Monday, June 28, 2010
Where Education is Going
When talking about education, one begins to wonder about the long term life expectancy of colleges costing $50-70K/year, especially when the middle class has no money to pay for it. My alma mater, Lafayette, costs a cool 55K/year and that doesn't even cover the living incidentals Larry's parents have to cover in sending their cherub to school while at the same time watching these astronomical tuition costs (including Lafayette's) continue to rise faster then the rate of inflation, a notion which mystifies me every time I see it. The same cost equation, in indirect fashion, also applies to pre college with property taxes going through the roof while the debt-ridden middle class inches toward fiscal insolvency.
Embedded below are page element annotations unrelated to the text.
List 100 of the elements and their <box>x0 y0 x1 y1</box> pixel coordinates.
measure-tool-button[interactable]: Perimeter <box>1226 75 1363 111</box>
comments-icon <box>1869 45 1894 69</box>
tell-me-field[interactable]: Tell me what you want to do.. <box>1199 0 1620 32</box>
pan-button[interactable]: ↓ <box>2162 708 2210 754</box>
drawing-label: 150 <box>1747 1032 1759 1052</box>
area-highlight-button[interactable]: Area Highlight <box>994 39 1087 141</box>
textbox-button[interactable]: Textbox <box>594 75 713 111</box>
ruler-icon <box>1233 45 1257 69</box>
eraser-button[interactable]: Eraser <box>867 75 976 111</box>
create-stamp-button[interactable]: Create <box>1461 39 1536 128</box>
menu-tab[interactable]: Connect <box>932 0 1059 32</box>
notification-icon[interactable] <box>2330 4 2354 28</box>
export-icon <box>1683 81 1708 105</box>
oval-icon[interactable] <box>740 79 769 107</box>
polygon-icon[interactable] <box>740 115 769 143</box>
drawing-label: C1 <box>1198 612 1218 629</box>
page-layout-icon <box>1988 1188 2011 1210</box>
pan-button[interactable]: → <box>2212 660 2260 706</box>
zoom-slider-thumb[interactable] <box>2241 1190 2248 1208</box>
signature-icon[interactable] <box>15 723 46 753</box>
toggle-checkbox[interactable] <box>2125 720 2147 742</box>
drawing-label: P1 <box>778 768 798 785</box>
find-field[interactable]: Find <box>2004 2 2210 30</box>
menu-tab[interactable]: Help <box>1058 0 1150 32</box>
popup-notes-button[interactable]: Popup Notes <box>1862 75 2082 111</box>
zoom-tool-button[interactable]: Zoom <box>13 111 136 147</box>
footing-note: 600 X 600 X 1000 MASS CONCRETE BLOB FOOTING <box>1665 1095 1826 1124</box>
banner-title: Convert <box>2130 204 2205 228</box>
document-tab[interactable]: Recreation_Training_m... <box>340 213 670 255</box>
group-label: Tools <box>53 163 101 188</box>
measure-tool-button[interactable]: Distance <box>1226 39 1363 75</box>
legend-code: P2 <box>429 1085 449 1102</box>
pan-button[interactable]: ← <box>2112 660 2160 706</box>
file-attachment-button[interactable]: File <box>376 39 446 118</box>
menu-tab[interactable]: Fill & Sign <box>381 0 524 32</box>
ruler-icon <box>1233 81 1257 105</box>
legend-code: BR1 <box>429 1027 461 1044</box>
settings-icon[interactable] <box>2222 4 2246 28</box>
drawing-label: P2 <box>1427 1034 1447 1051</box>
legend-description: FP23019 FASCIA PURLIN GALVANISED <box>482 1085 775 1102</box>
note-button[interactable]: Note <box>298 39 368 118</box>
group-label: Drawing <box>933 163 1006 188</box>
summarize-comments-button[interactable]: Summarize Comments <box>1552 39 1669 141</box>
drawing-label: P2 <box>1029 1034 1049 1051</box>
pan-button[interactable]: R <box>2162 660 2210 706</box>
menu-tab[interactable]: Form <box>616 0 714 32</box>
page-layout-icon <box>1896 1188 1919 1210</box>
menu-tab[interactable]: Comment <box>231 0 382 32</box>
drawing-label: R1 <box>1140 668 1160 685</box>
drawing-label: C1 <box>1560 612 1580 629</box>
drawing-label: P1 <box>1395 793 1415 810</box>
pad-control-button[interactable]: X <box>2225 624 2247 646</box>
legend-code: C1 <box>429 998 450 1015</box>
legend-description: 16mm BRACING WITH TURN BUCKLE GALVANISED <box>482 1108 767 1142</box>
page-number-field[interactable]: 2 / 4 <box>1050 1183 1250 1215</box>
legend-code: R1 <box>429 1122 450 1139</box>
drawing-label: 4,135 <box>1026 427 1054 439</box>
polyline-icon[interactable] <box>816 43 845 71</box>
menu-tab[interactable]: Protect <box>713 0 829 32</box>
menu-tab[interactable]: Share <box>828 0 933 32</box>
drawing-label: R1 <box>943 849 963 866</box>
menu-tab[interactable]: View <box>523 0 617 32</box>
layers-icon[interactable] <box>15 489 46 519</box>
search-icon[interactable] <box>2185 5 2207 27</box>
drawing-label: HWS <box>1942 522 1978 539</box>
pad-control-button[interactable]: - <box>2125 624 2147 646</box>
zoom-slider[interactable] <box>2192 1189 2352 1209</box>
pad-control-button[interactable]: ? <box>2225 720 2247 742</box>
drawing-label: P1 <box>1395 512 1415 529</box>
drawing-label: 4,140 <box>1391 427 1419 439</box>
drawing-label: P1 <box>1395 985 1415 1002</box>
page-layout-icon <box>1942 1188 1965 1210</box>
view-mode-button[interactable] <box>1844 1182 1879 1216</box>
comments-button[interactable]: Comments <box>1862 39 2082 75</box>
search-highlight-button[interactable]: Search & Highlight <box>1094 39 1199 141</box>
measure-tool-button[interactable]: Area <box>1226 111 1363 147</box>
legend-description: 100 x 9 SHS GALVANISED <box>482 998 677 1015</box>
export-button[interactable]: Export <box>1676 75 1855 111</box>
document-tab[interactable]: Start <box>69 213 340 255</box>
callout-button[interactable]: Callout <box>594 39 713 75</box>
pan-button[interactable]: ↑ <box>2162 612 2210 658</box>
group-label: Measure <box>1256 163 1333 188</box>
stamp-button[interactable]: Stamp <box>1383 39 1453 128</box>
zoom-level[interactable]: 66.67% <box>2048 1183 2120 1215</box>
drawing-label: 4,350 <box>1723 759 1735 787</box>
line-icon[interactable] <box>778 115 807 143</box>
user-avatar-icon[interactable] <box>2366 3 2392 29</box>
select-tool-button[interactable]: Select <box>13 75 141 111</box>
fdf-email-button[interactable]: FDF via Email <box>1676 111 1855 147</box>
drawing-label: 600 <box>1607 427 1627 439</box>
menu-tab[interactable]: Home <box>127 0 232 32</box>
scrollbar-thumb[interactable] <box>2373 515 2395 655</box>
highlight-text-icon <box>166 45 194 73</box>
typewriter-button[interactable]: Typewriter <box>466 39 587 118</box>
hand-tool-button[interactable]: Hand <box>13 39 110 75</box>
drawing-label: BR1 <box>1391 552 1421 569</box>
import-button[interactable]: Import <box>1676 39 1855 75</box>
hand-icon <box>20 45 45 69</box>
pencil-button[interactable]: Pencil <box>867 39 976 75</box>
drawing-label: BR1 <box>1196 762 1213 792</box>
Economics 101, if there is no borrowing, there is no economy.
Enter the web and the approach one really creative guy has for teaching people in ways that makes learning fun (and free), an all too rare commodity in this day and age of canned education geared for the mediocre and uninspired.
From a tiny closet in Mountain View, Sal Khan is educating the globe for free.
His 1,516 videotaped mini-lectures — on topics ranging from simple addition to vector calculus and Napoleonic campaigns — are transforming the former hedge fund analyst into a YouTube sensation, reaping praise from even reluctant students across the world.
"I'm starting a virtual school for the world, teaching things the way I wanted to be taught," explains Khan, 33, the exuberant founder and sole faculty member of the nonprofit Khan Academy.
When the concept of a Khan's Academy is combined with OCW & UTube EDU, the word that comes to mind regarding the status quo of education vis a vis the net is disruptive, a term that promises to change the landscape of education in ways unimagined just a few years ago.